Emory, from our school system tech dept, wrote about Twitter and using it professionally. He was "spot on." I, too, get good ideas, suggestions, partners from videoconferencing folks and ed tech folks every day. It's utterly amazing to find connections around the globe on twitter. The distinction being, using it as a professional tool.
I've tried to explain to others (my husband and family) that it is so helpful, professionally. My first reaction to "what are you doing in 140 characters or less?" was "who cares." I joined and didn't tweet much. When I began looking at people whose blogs I read and looking at who they were following on Twitter and who was following them, I realized that this is a current, fluid, collective network of people - experts. Like going to an ed tech conference, but it was free. The network of users allows us to "pick the brains" of many talented people on a daily basis. This is not Facebook. I'm not trying to put myself "out there," but to locate relevant, timely, information and hints that help me work with my school staff and students. The only "social networks" I'm on by name are all work/professionally related. MUSE (Internet 2), and several ning groups.
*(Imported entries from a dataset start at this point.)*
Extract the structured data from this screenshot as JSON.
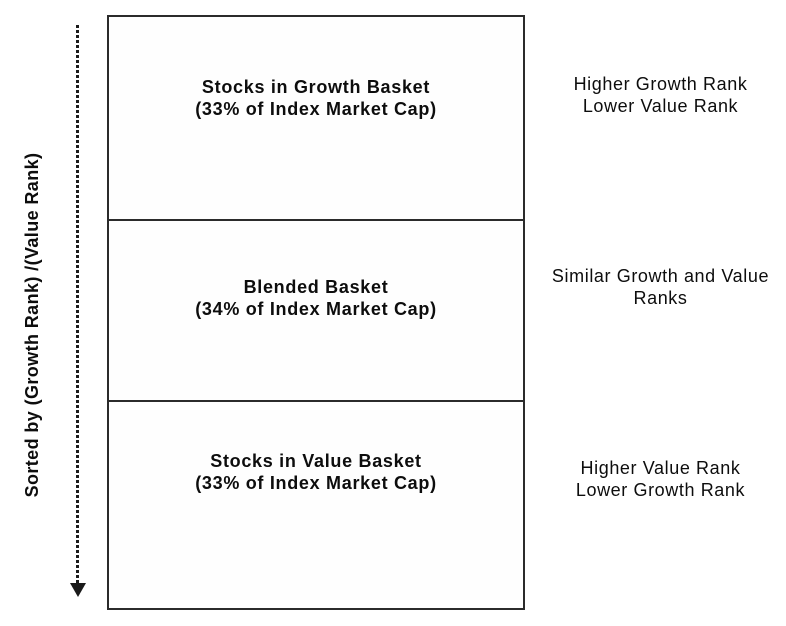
{
  "axis": {
    "label": "Sorted by (Growth Rank) /(Value Rank)",
    "arrow_icon": "dotted-down-arrow",
    "arrow_direction": "down"
  },
  "box": {
    "border_color": "#2b2b2b",
    "background": "#ffffff",
    "sections": [
      {
        "title": "Stocks in Growth Basket",
        "subtitle": "(33% of Index Market Cap)",
        "market_cap_percent": 33,
        "annotation": [
          "Higher Growth Rank",
          "Lower Value Rank"
        ]
      },
      {
        "title": "Blended Basket",
        "subtitle": "(34% of Index Market Cap)",
        "market_cap_percent": 34,
        "annotation": [
          "Similar Growth and Value",
          "Ranks"
        ]
      },
      {
        "title": "Stocks in Value Basket",
        "subtitle": "(33% of Index Market Cap)",
        "market_cap_percent": 33,
        "annotation": [
          "Higher Value Rank",
          "Lower Growth Rank"
        ]
      }
    ]
  },
  "colors": {
    "text": "#0d0d0d",
    "line": "#1a1a1a",
    "background": "#ffffff"
  }
}
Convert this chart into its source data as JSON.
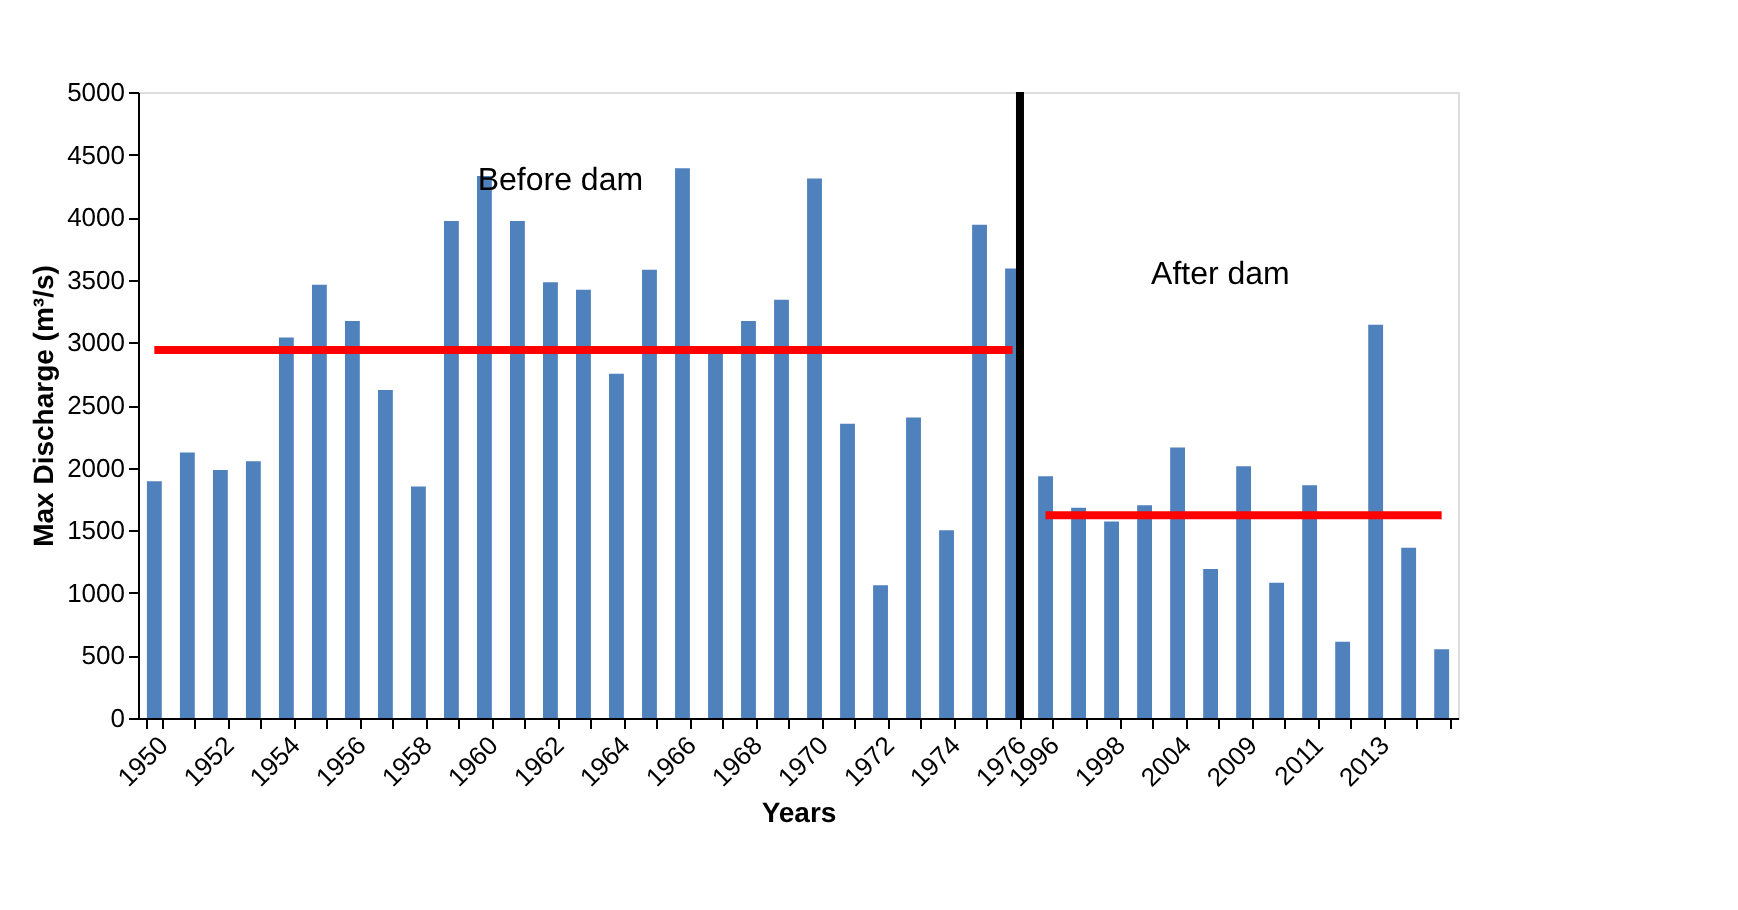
{
  "chart_data": {
    "type": "bar",
    "xlabel": "Years",
    "ylabel": "Max Discharge (m³/s)",
    "categories": [
      "1950",
      null,
      "1952",
      null,
      "1954",
      null,
      "1956",
      null,
      "1958",
      null,
      "1960",
      null,
      "1962",
      null,
      "1964",
      null,
      "1966",
      null,
      "1968",
      null,
      "1970",
      null,
      "1972",
      null,
      "1974",
      null,
      "1976",
      "1996",
      null,
      "1998",
      null,
      "2004",
      null,
      "2009",
      null,
      "2011",
      null,
      "2013",
      null,
      null
    ],
    "series": [
      {
        "color": "#4f81bd",
        "values": [
          1890,
          2120,
          1980,
          2050,
          3040,
          3460,
          3170,
          2620,
          1850,
          3970,
          4330,
          3970,
          3480,
          3420,
          2750,
          3580,
          4390,
          2920,
          3170,
          3340,
          4310,
          2350,
          1060,
          2400,
          1500,
          3940,
          3590,
          1930,
          1680,
          1570,
          1700,
          2160,
          1190,
          2010,
          1080,
          1860,
          610,
          3140,
          1360,
          550
        ]
      },
      {
        "type": "line",
        "color": "#ff0000",
        "values": [
          2940,
          2940,
          2940,
          2940,
          2940,
          2940,
          2940,
          2940,
          2940,
          2940,
          2940,
          2940,
          2940,
          2940,
          2940,
          2940,
          2940,
          2940,
          2940,
          2940,
          2940,
          2940,
          2940,
          2940,
          2940,
          2940,
          2940,
          null,
          null,
          null,
          null,
          null,
          null,
          null,
          null,
          null,
          null,
          null,
          null,
          null
        ]
      },
      {
        "type": "line",
        "color": "#ff0000",
        "values": [
          null,
          null,
          null,
          null,
          null,
          null,
          null,
          null,
          null,
          null,
          null,
          null,
          null,
          null,
          null,
          null,
          null,
          null,
          null,
          null,
          null,
          null,
          null,
          null,
          null,
          null,
          null,
          1620,
          1620,
          1620,
          1620,
          1620,
          1620,
          1620,
          1620,
          1620,
          1620,
          1620,
          1620,
          1620
        ]
      }
    ],
    "ylim": [
      0,
      5000
    ],
    "yticks": [
      0,
      500,
      1000,
      1500,
      2000,
      2500,
      3000,
      3500,
      4000,
      4500,
      5000
    ],
    "ref_lines": [
      {
        "axis": "x",
        "value": "1976",
        "color": "#000000"
      }
    ],
    "annotations": [
      "Before dam",
      "After dam"
    ]
  }
}
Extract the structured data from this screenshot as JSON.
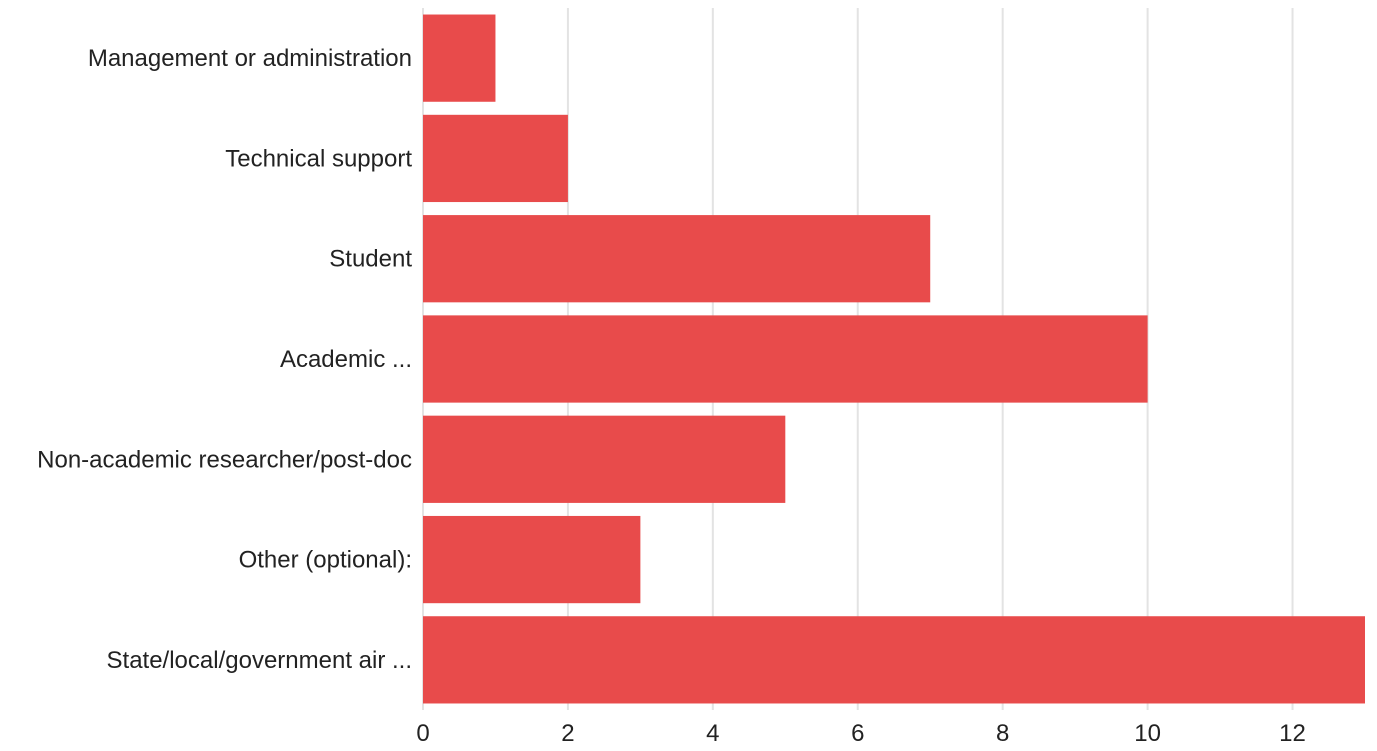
{
  "chart_data": {
    "type": "bar",
    "orientation": "horizontal",
    "categories": [
      "Management or administration",
      "Technical support",
      "Student",
      "Academic ...",
      "Non-academic researcher/post-doc",
      "Other (optional):",
      "State/local/government air ..."
    ],
    "values": [
      1,
      2,
      7,
      10,
      5,
      3,
      13
    ],
    "xticks": [
      0,
      2,
      4,
      6,
      8,
      10,
      12
    ],
    "xlim": [
      0,
      13
    ],
    "title": "",
    "xlabel": "",
    "ylabel": "",
    "grid": "vertical",
    "legend": "none",
    "bar_color": "#e84b4b",
    "grid_color": "#e3e3e3"
  }
}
Of course, I occasionally do tweet about personal things. My dogs, especially good day or happy occasion, but this too has some interesting results. Upon returning from our vacation, tweeted about the NC outer banks. Next thing I had a couple of tweets from folks who live there, rent homes there and located a great house for a trip on my birthday. Also tweeted while driving home from NY to NC about my son's wedding and honeymoon in Italy. Within 10 minutes, I had a tweet from a fellow in Italy with houses to rent and train schedules. Hmmm, now that would be another great trip.
There are over 7000 ning groups for Twitter. Many in education. Twitting is allowing me, professionally, to stay involved in and up-to-date with instructional technology and videoconferencing. It is also allowing me to make positive contacts with many people I will never meet or see in person, but can learn from, an open, free, extended network, like grad school. Yes, this technology application is worth applause.